À l’heure où tout doit aller vite, comment la protection des données personnelles est-elle gérée entre les différentes tutelles d’un projet, voire à l’international ?

G. B. : Nous travaillons en réseaux et nous mettons facilement en contact avec nos homologues des autres tutelles. Par exemple, en France, un projet de recherche sur l’histoire du virus dans le Haut-Rhin concernait ainsi le Laboratoire de physique de Clermont-Ferrand, dont la déléguée à la protection des données (DPO) est le CNRS, et l’Institut Pascal, dont la DPO est l’Université de Clermont-Ferrand. Nous nous sommes coordonnées, l’idée étant de ne pas refaire deux fois l’analyse mais de partager notre expertise.

À l’international, cela peut être plus complexe mais c’est la même démarche : nous allons regarder quels sont les objectifs et les responsabilités, qui fait quoi et travailler pour être complémentaires. Nous avons par exemple rendu un avis au Centre neuroscience intégrative et cognition7 qui a relayé une étude conçue avec les règles canadiennes de protection des données.

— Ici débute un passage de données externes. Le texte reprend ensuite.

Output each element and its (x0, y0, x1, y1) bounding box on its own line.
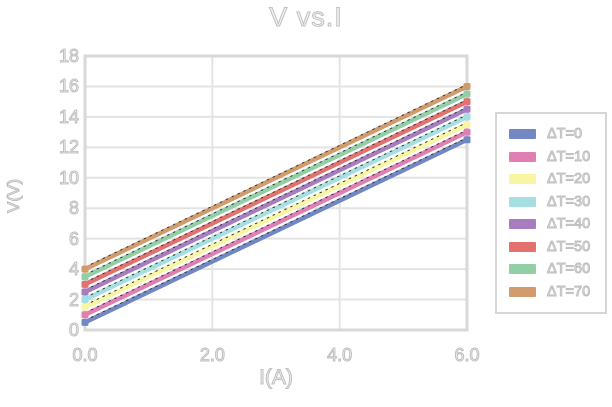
legend-item: ΔT=20 (509, 168, 605, 191)
data-point-marker (81, 318, 89, 326)
y-axis-label: V(V) (4, 179, 24, 214)
legend-swatch (509, 264, 536, 275)
legend-item: ΔT=70 (509, 281, 605, 304)
y-tick-label: 16 (58, 76, 79, 97)
legend-label: ΔT=10 (546, 148, 591, 165)
series-line (82, 91, 470, 279)
series-trendline (84, 122, 468, 306)
legend-item: ΔT=50 (509, 236, 605, 259)
x-tick-label: 2.0 (199, 345, 225, 365)
legend-label: ΔT=30 (546, 193, 591, 210)
data-point-marker (463, 90, 471, 98)
y-tick-label: 6 (68, 228, 79, 249)
data-point-marker (463, 136, 471, 144)
y-tick-label: 10 (58, 167, 79, 188)
series-line (82, 137, 470, 325)
data-point-marker (463, 82, 471, 90)
data-point-marker (463, 128, 471, 136)
data-point-marker (81, 280, 89, 288)
y-tick-label: 2 (68, 289, 79, 310)
series-line (82, 122, 470, 310)
y-tick-label: 8 (68, 198, 79, 219)
legend-label: ΔT=70 (546, 283, 591, 300)
legend-swatch (509, 196, 536, 207)
data-point-marker (463, 98, 471, 106)
series-trendline (84, 129, 468, 314)
legend-item: ΔT=10 (509, 146, 605, 169)
legend-item: ΔT=0 (509, 123, 605, 146)
data-point-marker (81, 265, 89, 273)
legend-swatch (509, 151, 536, 162)
data-point-marker (463, 121, 471, 128)
y-tick-label: 4 (68, 259, 79, 280)
legend-swatch (509, 241, 536, 252)
y-tick-label: 14 (58, 106, 79, 127)
y-tick-label: 0 (68, 320, 79, 340)
x-tick-label: 4.0 (327, 345, 353, 365)
legend-item: ΔT=60 (509, 258, 605, 281)
series-line (82, 114, 470, 302)
data-point-marker (81, 273, 89, 281)
data-point-marker (463, 113, 471, 121)
series-trendline (84, 91, 468, 276)
legend-item: ΔT=40 (509, 213, 605, 236)
series-line (82, 84, 470, 272)
series-line (82, 129, 470, 318)
x-tick-label: 0.0 (72, 345, 98, 365)
data-point-marker (81, 303, 89, 311)
series-trendline (84, 106, 468, 291)
legend-item: ΔT=30 (509, 191, 605, 214)
legend-label: ΔT=60 (546, 261, 591, 278)
y-tick-label: 12 (58, 137, 79, 158)
legend-swatch (509, 219, 536, 230)
chart-title: V vs.I (269, 2, 343, 33)
data-point-marker (81, 311, 89, 319)
y-tick-label: 18 (58, 46, 79, 66)
series-trendline (84, 137, 468, 321)
plot-frame (83, 54, 469, 332)
series-trendline (84, 83, 468, 268)
data-point-marker (81, 288, 89, 296)
x-tick-label: 6.0 (454, 345, 480, 365)
legend-label: ΔT=40 (546, 216, 591, 233)
series-line (82, 99, 470, 287)
legend-label: ΔT=50 (546, 238, 591, 255)
x-axis-label: I(A) (259, 366, 294, 390)
series-trendline (84, 99, 468, 283)
legend-swatch (509, 174, 536, 185)
legend-label: ΔT=0 (546, 126, 583, 143)
legend-swatch (509, 129, 536, 140)
legend-label: ΔT=20 (546, 171, 591, 188)
legend-swatch (509, 286, 536, 297)
series-line (82, 107, 470, 295)
series-trendline (84, 114, 468, 299)
data-point-marker (81, 296, 89, 304)
legend: ΔT=0 ΔT=10 ΔT=20 ΔT=30 ΔT=40 ΔT=50 ΔT=60 ΔT=70 (495, 112, 607, 314)
data-point-marker (463, 105, 471, 113)
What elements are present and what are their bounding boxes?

  • 1Voir les conseils de l’ANSSI et de la CNIL.
  • 2Le règlement général sur la protection des données (RGPD) constitue le texte de référence en matière de protection des données à caractère personnel. Ses dispositions sont applicables dans l'ensemble des États membres de l'Union européenne depuis le 25 mai 2018.
  • 3Commission nationale de l'informatique et des libertés de France.
  • 4CNRS/Inserm/Université Lyon 1 Claude Bernard /Université Jean Monnet.
  • 5CNRS/Aix-Marseille Université.
  • 6CNRS/Université Toulouse Jean Jaurès.
  • 7CNRS/Université de Paris.

Comment être en conformité avec la règlementation sur la protection des données personnelles

Contactez la déléguée à la protection des données du CNRS en fournissant :

  • la présentation du projet
  • le questionnaire visé et le guide d'entretien
  • éventuellement les avis du comité de protection des personnes ou du comité d’éthique

dpd.demandes@cnrs.fr - 03 83 85 64 26

Un formulaire est également disponible sur l’intranet du CNRS pour faciliter les échanges.

Attention : le RGPD est une réglementation à respecter mais ce n’est pas la seule. En particulier, dans le domaine de la santé, le code de la santé publique s’applique. Pour les financements nationaux ou européens, des dispositions particulières peuvent aussi exister.